For Vivier, damage claims from drones often involve chemical spills in the field where the drone falls or damage to fences or power lines. “We have never reported an injury in a drone accident,” he said.
But as drone technology advances, so does visibility. Concerns have been growing about online hacking or privacy breaches like credit, but Oliver and Vivier said they have not encountered any claims related to that.
“The [drone] companies are very much governed by what you can and cannot do.

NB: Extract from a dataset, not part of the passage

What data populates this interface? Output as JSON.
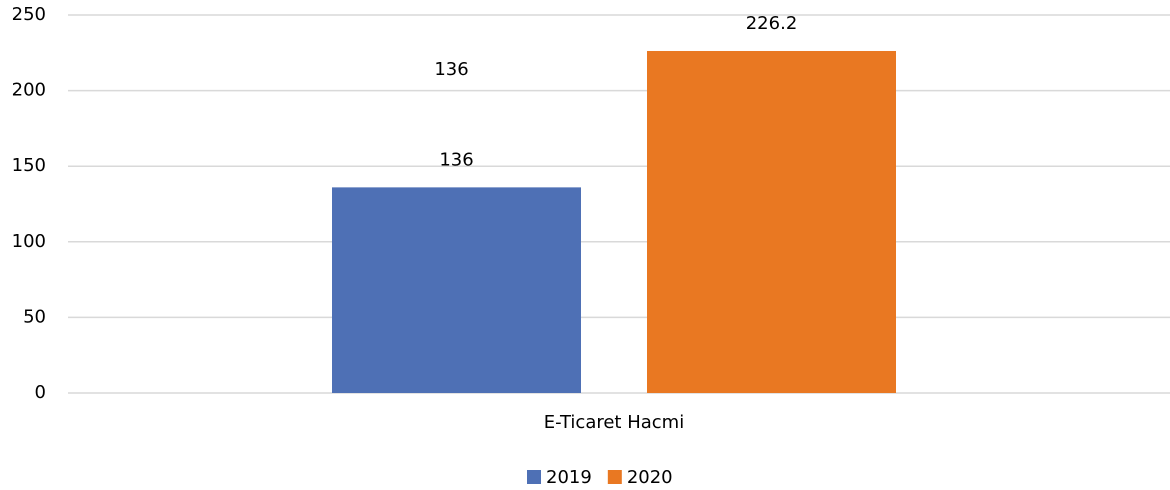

Of course, privacy laws don’t change because there are drones. In general, drone operations are well managed, but of course, there are opportunities for misuse of the equipment,” said Vivier.
The range of drones’ capabilities and functionality is increasing demand and creating new opportunities for commercial use. However, strict regulations may hinder the growth of the market.
For example, the US Federal Aviation Administration (FAA) does not allow drones to fly over long distances, meaning that pilots must constantly monitor their equipment, making long-distance flights impossible.
Transport Canada also prohibits drones from flying outside of public view. In 2019, the Canadian government introduced stricter regulations regarding the use of UAVs in the country’s airspace, prohibiting them from being flown near airports and emergency situations. Owners must register their drones, and users of large drones must also be certified.
But as smartphones expand and reduce barriers, governments are slowly changing their laws to improve safety and allow drone use. Last year, the FAA published new guidelines allowing the practice of small drones on people and at night in certain conditions.
Oliver sees projects like the one in South Africa spreading as people become more confident about the safety of drones.
“Usages [of drones] it is unlimited, so it is up to the countries themselves to decide what is safe or not. But the cost savings and opportunities that drones offer are immense. I think there will be a lot of problems to keep it in use,” he concluded.